Computer Pen Input Has Always Been a Novelty to Me
One skill unique to digital artists is the ability to draw on a tablet while looking at a separate screen. I can't think of any other art medium with such a separation between an artists' hands and their workpiece. Towards the end of The Line King: The Al Hirschfeld Story(*) documentary was a clip of Hirschfeld trying a drawing tablet. This lifelong master of pen and paper struggled to make a basic sketch, saying "It's almost impossible to control [...] I supposed it is possible to control it, it'd just require another lifetime to do it, that's all."
The separation of drawing tablet and scree is a curious evolution of computer input devices, because things didn't start out that way. Decades ago, specialized computers had light pen input devices that allowed pointing and drawing directly on screen.
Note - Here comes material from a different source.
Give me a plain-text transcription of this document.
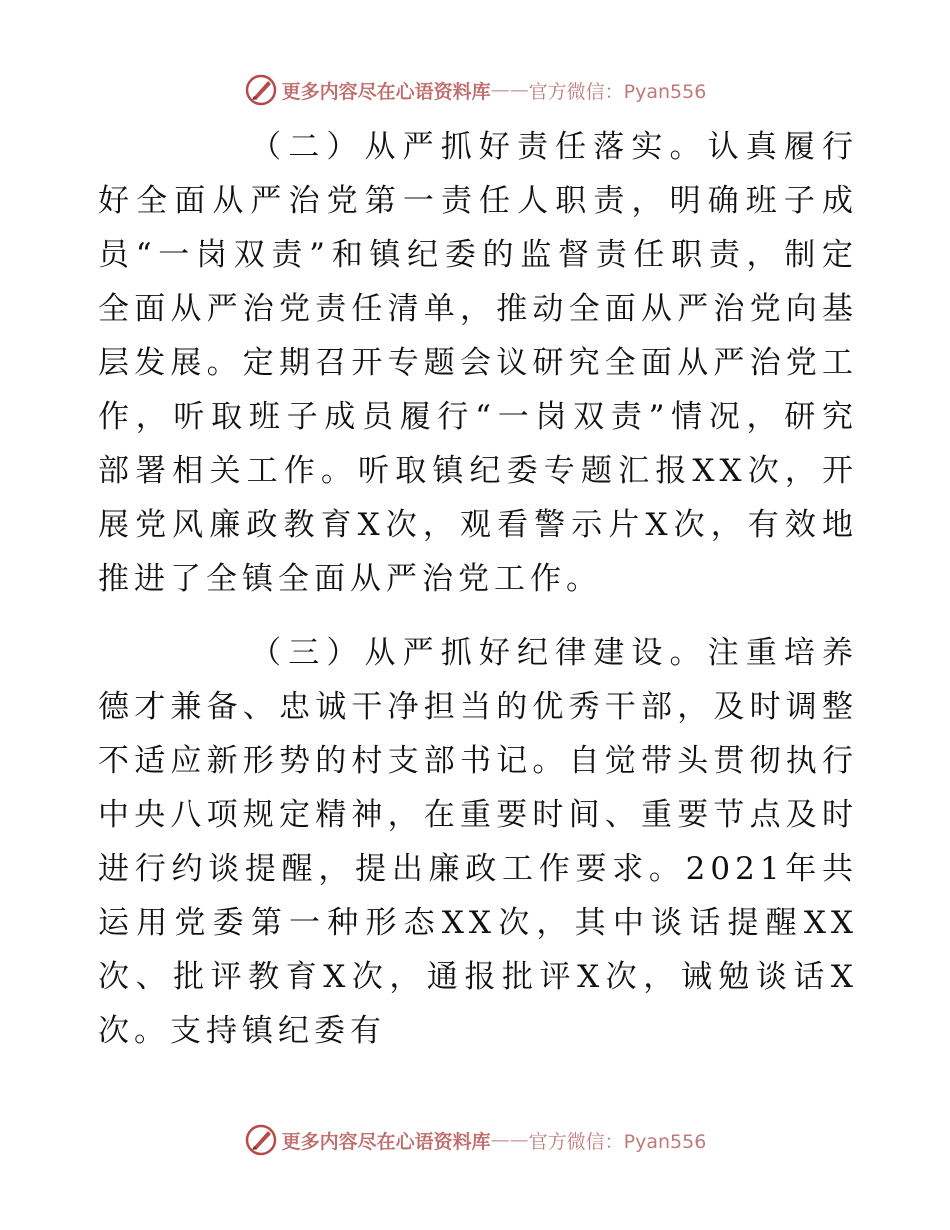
更多内容尽在心语资料库 —— 官方微信：Pyan556

（二）从严抓好责任落实。认真履行好全面从严治党第一责任人职责，明确班子成员“一岗双责”和镇纪委的监督责任职责，制定全面从严治党责任清单，推动全面从严治党向基层发展。定期召开专题会议研究全面从严治党工作，听取班子成员履行“一岗双责”情况，研究部署相关工作。听取镇纪委专题汇报XX次，开展党风廉政教育X次，观看警示片X次，有效地推进了全镇全面从严治党工作。

（三）从严抓好纪律建设。注重培养德才兼备、忠诚干净担当的优秀干部，及时调整不适应新形势的村支部书记。自觉带头贯彻执行中央八项规定精神，在重要时间、重要节点及时进行约谈提醒，提出廉政工作要求。2021年共运用党委第一种形态XX次，其中谈话提醒XX次、批评教育X次，通报批评X次，诫勉谈话X次。支持镇纪委有

更多内容尽在心语资料库 —— 官方微信：Pyan556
It made it all the way down to consumer (or at least business) level hardware with provisions on early IBM PC video cards.
I guess early product designers assumed people wouldn't put up with trying to manipulate input that was separate from its screen representation. If so, the computer mouse proved that assumption wrong. People were indeed willing to learn to manipulate with physically separated input devices when there is enough productivity at low enough cost to be worth learning a new skill. The same basic arguments applied to artistic creations. Given the advantages of digital creation over physical media (ease of edit, archive, copy, transmit, etc.) some artists were willing to learn to draw on a desktop tablet while looking at a screen.
But human beings still prefer to have visual feedback physically corresponding to manipulation input. And thankfully technology has advanced enough to give that back to us, at least in some contexts. We interact with modern slab-faced smartphones with its touchscreen instead of a mouse, and artists can get graphical pen displays that integrate drawing tablet capability with a computer screen. I remember when the technology became a practical product and watched an artist demonstrate the first Wacom Cintiq. While being well aware that most of the skill is in the artist, I was nevertheless blown away by how immediate, responsive, and thereby intuitive drawing on a graphical pen display was. And I was not alone, as that first Cintiq was successful enough to launch a full and still evolving product line of graphical displays. It was extremely expensive, but it meant an artist no longer had to draw on one device while looking at another device. A capability well worth the cost for artistic creators.
As a software code jockey with no artistic skill to speak of, I had no justification to spend thousands of dollars on a graphical pen input display. It was just a novelty that I loved to play with whenever I had the chance. I got close with a few Windows and iOS tablets, but it wasn't quite the same.